Two new legal challenges aimed at preventing a “hard” Brexit are to be launched this January, with the Irish courts set to hear an appeal on whether Brexit can be reversed and a claim being brought in London arguing that the UK should stay in the European Economic Area (“EEA”).
In Ireland, the claim, headed by Jolyon Maugham QC, a London tax specialist, will be made referring to an appeal made to the EU’s highest tribunal on whether the process of Brexit is reversible. The claim has raised nearly £70,000 through crowdfunding, comprising largely of £50 or less donations.

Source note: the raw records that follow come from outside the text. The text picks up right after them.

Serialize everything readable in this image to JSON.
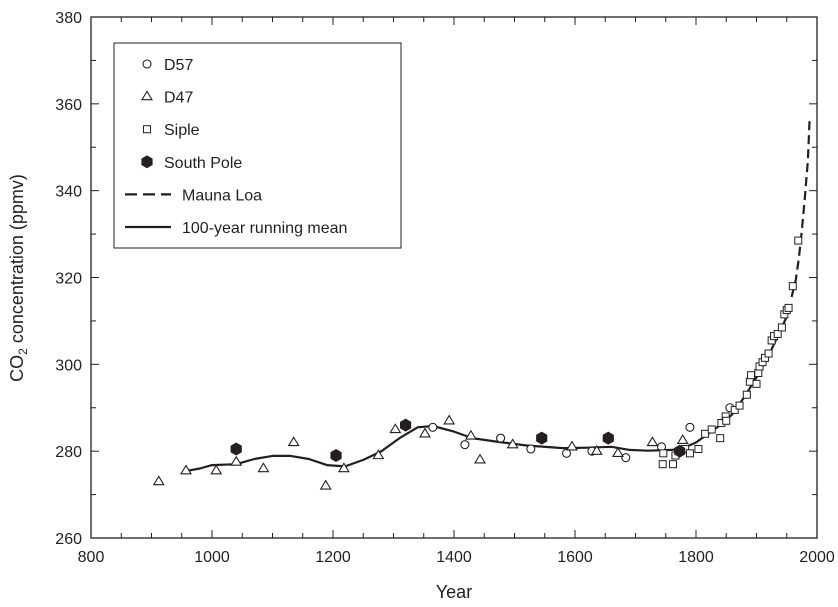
{
  "chart_data": {
    "type": "scatter",
    "xlabel": "Year",
    "ylabel": {
      "pre": "CO",
      "sub": "2",
      "post": " concentration (ppmv)"
    },
    "xlim": [
      800,
      2000
    ],
    "ylim": [
      260,
      380
    ],
    "xticks": [
      800,
      1000,
      1200,
      1400,
      1600,
      1800,
      2000
    ],
    "yticks": [
      260,
      280,
      300,
      320,
      340,
      360,
      380
    ],
    "legend_position": "top-left",
    "legend": [
      {
        "label": "D57",
        "marker": "circle"
      },
      {
        "label": "D47",
        "marker": "triangle"
      },
      {
        "label": "Siple",
        "marker": "square"
      },
      {
        "label": "South Pole",
        "marker": "hexagon-filled"
      },
      {
        "label": "Mauna Loa",
        "marker": "dashed-line"
      },
      {
        "label": "100-year running mean",
        "marker": "solid-line"
      }
    ],
    "series": [
      {
        "name": "D57",
        "marker": "circle",
        "points": [
          [
            1365,
            285.5
          ],
          [
            1418,
            281.5
          ],
          [
            1477,
            283
          ],
          [
            1527,
            280.5
          ],
          [
            1586,
            279.5
          ],
          [
            1628,
            280
          ],
          [
            1684,
            278.5
          ],
          [
            1743,
            281
          ],
          [
            1790,
            285.5
          ],
          [
            1856,
            290
          ]
        ]
      },
      {
        "name": "D47",
        "marker": "triangle",
        "points": [
          [
            912,
            273
          ],
          [
            957,
            275.5
          ],
          [
            1007,
            275.5
          ],
          [
            1040,
            277.5
          ],
          [
            1085,
            276
          ],
          [
            1135,
            282
          ],
          [
            1188,
            272
          ],
          [
            1218,
            276
          ],
          [
            1275,
            279
          ],
          [
            1303,
            285
          ],
          [
            1352,
            284
          ],
          [
            1392,
            287
          ],
          [
            1428,
            283.5
          ],
          [
            1443,
            278
          ],
          [
            1497,
            281.5
          ],
          [
            1595,
            281
          ],
          [
            1636,
            280
          ],
          [
            1671,
            279.5
          ],
          [
            1728,
            282
          ],
          [
            1778,
            282.5
          ]
        ]
      },
      {
        "name": "Siple",
        "marker": "square",
        "points": [
          [
            1745,
            277
          ],
          [
            1746,
            279.5
          ],
          [
            1762,
            277
          ],
          [
            1766,
            279
          ],
          [
            1782,
            280.5
          ],
          [
            1790,
            279.5
          ],
          [
            1804,
            280.5
          ],
          [
            1815,
            284
          ],
          [
            1826,
            285
          ],
          [
            1840,
            283
          ],
          [
            1842,
            286.5
          ],
          [
            1849,
            288
          ],
          [
            1850,
            287
          ],
          [
            1864,
            289.5
          ],
          [
            1872,
            290.5
          ],
          [
            1884,
            293
          ],
          [
            1889,
            296
          ],
          [
            1891,
            297.5
          ],
          [
            1900,
            295.5
          ],
          [
            1903,
            298
          ],
          [
            1905,
            299.5
          ],
          [
            1910,
            300.5
          ],
          [
            1914,
            301.5
          ],
          [
            1920,
            302.5
          ],
          [
            1925,
            305.5
          ],
          [
            1929,
            306.5
          ],
          [
            1935,
            307
          ],
          [
            1942,
            308.5
          ],
          [
            1946,
            311.5
          ],
          [
            1950,
            312.5
          ],
          [
            1953,
            313
          ],
          [
            1960,
            318
          ],
          [
            1969,
            328.5
          ]
        ]
      },
      {
        "name": "South Pole",
        "marker": "hexagon-filled",
        "points": [
          [
            1040,
            280.5
          ],
          [
            1205,
            279
          ],
          [
            1320,
            286
          ],
          [
            1545,
            283
          ],
          [
            1655,
            283
          ],
          [
            1773,
            280
          ]
        ]
      },
      {
        "name": "Mauna Loa",
        "marker": "dashed-line",
        "points": [
          [
            1958,
            315.5
          ],
          [
            1965,
            319.5
          ],
          [
            1970,
            324.5
          ],
          [
            1975,
            331
          ],
          [
            1980,
            338.5
          ],
          [
            1985,
            347
          ],
          [
            1988,
            357
          ]
        ]
      },
      {
        "name": "100-year running mean",
        "marker": "solid-line",
        "points": [
          [
            960,
            275.5
          ],
          [
            980,
            276
          ],
          [
            1000,
            276.8
          ],
          [
            1040,
            277
          ],
          [
            1070,
            278.2
          ],
          [
            1100,
            278.9
          ],
          [
            1130,
            278.9
          ],
          [
            1160,
            278.2
          ],
          [
            1190,
            276.8
          ],
          [
            1220,
            276.5
          ],
          [
            1250,
            278
          ],
          [
            1280,
            280
          ],
          [
            1310,
            283
          ],
          [
            1340,
            285.5
          ],
          [
            1365,
            285.8
          ],
          [
            1400,
            284.5
          ],
          [
            1430,
            283
          ],
          [
            1470,
            282.2
          ],
          [
            1520,
            281.3
          ],
          [
            1580,
            280.7
          ],
          [
            1620,
            280.8
          ],
          [
            1660,
            281
          ],
          [
            1690,
            280.3
          ],
          [
            1720,
            280.1
          ],
          [
            1760,
            280.3
          ],
          [
            1780,
            280.8
          ],
          [
            1800,
            282
          ],
          [
            1820,
            284
          ],
          [
            1840,
            286
          ],
          [
            1860,
            288.5
          ],
          [
            1880,
            292.5
          ],
          [
            1900,
            297
          ],
          [
            1920,
            302
          ],
          [
            1935,
            306.5
          ],
          [
            1950,
            311
          ]
        ]
      }
    ]
  }
}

Maugham will argue that Article 50 (which once triggered starts the formal process by which the UK will leave the EU) can be reversed if a country changes its mind and decides not to leave the bloc.
In London, the High Court is set to hear a claim brought by two sets of claimants, who will argue that the UK must stay in the EEA. The claimants will argue that parliamentary approval should be required in order to quit the EEA, and will point to Article 127 of the EEA agreement which provides that the UK must give at least 12 months’ notice before leaving. The claimants assert that this therefore implies that a separate departure process must be followed to that contained in Article 50 of the EU treaty, and so parliamentary approval must be required for both decisions.
Meanwhile, in a matter of days the Supreme Court will announce its decision on the appeal brought by the government that parliament must vote on triggering Article 50.